From planning and sourcing to development and distribution, software-led digital creativity demonstrably moves markets, fosters resilience, and builds new audiences. To get there, Asia/Pacific (AP) leaders are carefully aligning operations, development, and business stakeholders to deliver optimum value to the customers, employees, and partners they serve.
IDC predicts by 2023, organizations that allocate 50+% of their software development projects to customer-facing initiatives will see revenue grow 15% faster compared to those that focus more on internal projects.
"The headline trend this year will be the unification of business strategy and software development. This year, we expect 30% of organizations’ tech teams to include permanent representation from the business side. The focus is on collaborative efforts among tech and business stakeholders, with a heavy emphasis on self-service apps that align with business needs," says Gina Smith, PhD, research manager for DevOps and digital innovation in the Asia/Pacific region.
She added that automation, cloud, and low-code platforms will continue to drive innovation, of course. AI is another big factor. In 2021, we saw about a quarter of AP organizations employing conversational chat technologies. That should more than double in 2022.
According to Smith, the big sea change in 2022 will be an overhaul of software development culture. Long a sticking point within AP organizations, siloed top-down organizations will necessarily have to pivot to collaborative, fail-forward methods just to stay competitive. This year and next, expect to see more and more enterprises in the region rely on multidisciplinary teams that include IT, development, security, business, and creative stakeholders.
“To avoid innovation exhaustion, AP IT leaders will have to keep their eye on the ball and continually refresh their innovation efforts. They don’t need to become software companies, of course, but they do need to operate with the agility and cleverness of digital natives to deliver value to customers, employees and partners,” she concluded.
Below are IDC's Future of Digital Innovation top 10 predictions
Prediction 1: Digital Drives Revenue: By 2025, enterprises that successfully generate digital innovation will derive over 25% of revenue from digital products, services and/or experiences.
Prediction 2: Customer-Facing First: By 2023, organizations that allocate 50+% of their software development projects to customer-facing initiatives will see revenue grow 15% faster compared to those that focus more on internal projects.
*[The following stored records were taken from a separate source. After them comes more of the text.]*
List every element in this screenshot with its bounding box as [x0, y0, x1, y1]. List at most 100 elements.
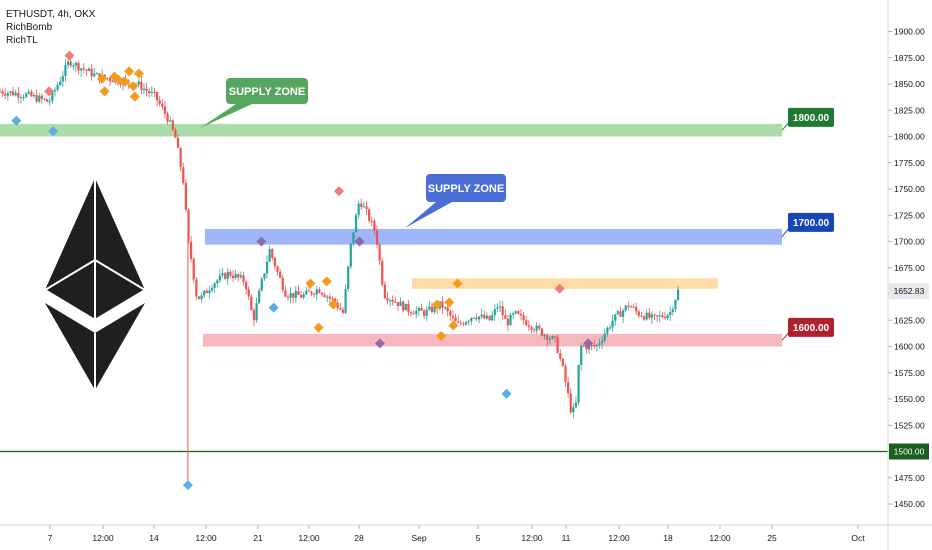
- zone-label-box: [788, 107, 834, 127]
- signal-marker: [328, 299, 339, 310]
- candle-body: [601, 340, 604, 344]
- zone-label-box: [788, 212, 834, 232]
- candle-body: [637, 311, 640, 316]
- signal-marker: [305, 278, 316, 289]
- candle-body: [472, 317, 475, 319]
- y-tick-label: 1525.00: [894, 420, 925, 430]
- signal-marker: [268, 302, 279, 313]
- candle-body: [182, 167, 185, 183]
- candle-body: [501, 306, 504, 316]
- candle-body: [247, 289, 250, 297]
- candle-body: [585, 345, 588, 350]
- candle-body: [656, 315, 659, 317]
- candle-body: [4, 93, 7, 96]
- candle-body: [66, 61, 70, 65]
- candle-body: [32, 95, 36, 97]
- candle-body: [103, 74, 106, 78]
- candle-body: [334, 298, 337, 303]
- candle-body: [61, 76, 64, 82]
- candle-body: [671, 309, 674, 312]
- candle-body: [666, 315, 669, 319]
- candle-body: [315, 289, 318, 295]
- candle-body: [242, 275, 245, 282]
- candle-body: [352, 232, 355, 244]
- candle-body: [598, 343, 601, 346]
- legend-symbol: ETHUSDT, 4h, OKX: [6, 9, 96, 20]
- candle-body: [169, 120, 172, 122]
- candle-body: [512, 313, 515, 315]
- candle-body: [373, 220, 376, 231]
- candle-body: [635, 306, 638, 312]
- candle-body: [464, 322, 468, 325]
- candle-body: [580, 345, 583, 365]
- candle-body: [210, 287, 214, 291]
- candle-body: [525, 320, 528, 326]
- candle-body: [485, 315, 489, 319]
- candle-body: [292, 293, 295, 298]
- candle-body: [339, 308, 342, 310]
- candle-body: [567, 381, 570, 394]
- y-tick-label: 1450.00: [894, 499, 925, 509]
- candle-body: [326, 296, 329, 298]
- y-tick-label: 1825.00: [894, 105, 925, 115]
- candle-body: [59, 81, 62, 86]
- candle-body: [619, 311, 622, 317]
- candle-body: [255, 303, 258, 321]
- candle-body: [349, 243, 352, 267]
- candle-body: [674, 300, 677, 310]
- candle-body: [192, 258, 195, 280]
- candle-body: [95, 73, 98, 75]
- candle-body: [229, 271, 232, 276]
- candle-body: [213, 283, 216, 288]
- y-tick-label: 1750.00: [894, 184, 925, 194]
- orange-zone: [412, 278, 718, 289]
- x-tick-label: 11: [562, 533, 571, 543]
- candle-body: [9, 91, 12, 94]
- y-tick-label: 1900.00: [894, 27, 925, 37]
- candle-body: [137, 81, 140, 85]
- candle-body: [69, 61, 72, 66]
- support-line-label: 1500.00: [894, 447, 925, 457]
- candle-body: [383, 284, 386, 299]
- signal-marker: [97, 73, 108, 84]
- x-tick-label: Oct: [851, 533, 865, 543]
- candle-body: [1, 91, 4, 94]
- candle-body: [650, 314, 653, 318]
- candle-body: [543, 335, 546, 337]
- candle-body: [216, 280, 219, 284]
- signal-marker: [452, 278, 463, 289]
- callout-box: [226, 78, 308, 104]
- candle-body: [394, 301, 397, 303]
- candle-body: [653, 314, 656, 316]
- candle-body: [391, 300, 394, 302]
- candle-body: [234, 274, 237, 279]
- signal-markers: [11, 50, 594, 491]
- candle-body: [624, 305, 627, 311]
- signal-marker: [124, 66, 135, 77]
- candle-body: [161, 103, 164, 107]
- candle-body: [632, 306, 635, 308]
- candle-body: [415, 310, 418, 315]
- candle-body: [284, 290, 287, 297]
- candle-body: [174, 129, 177, 138]
- last-price-label: 1652.83: [894, 286, 925, 296]
- zone-label: 1600.00: [793, 323, 830, 334]
- candle-body: [158, 100, 161, 104]
- candle-body: [608, 327, 612, 329]
- candle-body: [142, 88, 146, 91]
- candle-body: [25, 93, 28, 97]
- candle-body: [548, 338, 551, 341]
- candle-body: [577, 364, 580, 403]
- candle-body: [661, 315, 664, 318]
- candle-body: [323, 294, 326, 298]
- candle-body: [258, 290, 261, 304]
- supply-zone-1700: [205, 228, 782, 245]
- zones: 1800.00 1700.00 1600.00: [0, 107, 888, 453]
- candle-body: [302, 294, 305, 298]
- candle-body: [449, 311, 452, 316]
- signal-marker: [334, 186, 345, 197]
- candle-body: [375, 230, 379, 245]
- candle-body: [425, 309, 428, 316]
- candle-body: [457, 321, 460, 323]
- candle-body: [166, 113, 169, 122]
Prediction 3: Marketplaces and Acquisitions: To help alleviate the developer skills shortage, 55% of organizations will use cloud marketplaces and tech start-up acquisitions as their most important approaches to software sourcing by 2024.
Prediction 4: Developer Ecosystems: By 2025, companies that have already invested in building a developer ecosystem will expand their customer base by 25%.
Prediction 5: Supply Chain Security: Securing the software supply chain will be a core competency embraced by 75% of large digital innovators by 2023.
Prediction 6: Tech to Go Direct: By 2024 traditional distribution models crumble as 20% of businesses in some sectors use technology to go direct to customers, seeking to improve customer satisfaction and product development.
Prediction 7: Turning Products to Service: By 2026, 30% of software development teams will be focused on turning traditional products into outcomes as a service.
Prediction 8: Software Development Insourcing: Half the Asia 500 will have insourced software development significantly by 2026, exacerbating the software engineering skills shortage and fuelling interest in software development efficiencies.
Prediction 9: Heterogeneous Teams: By 2024, 55% of successful digitally innovative products will be built by teams that include people with creative, critical thinking, analysis, and automation skills, as well as software engineers.
Prediction 10: Machines as Programmers: By 2026, 60% of newly developed applications will include some automatically generated code, freeing up humans to focus on development tasks that are not easily automated.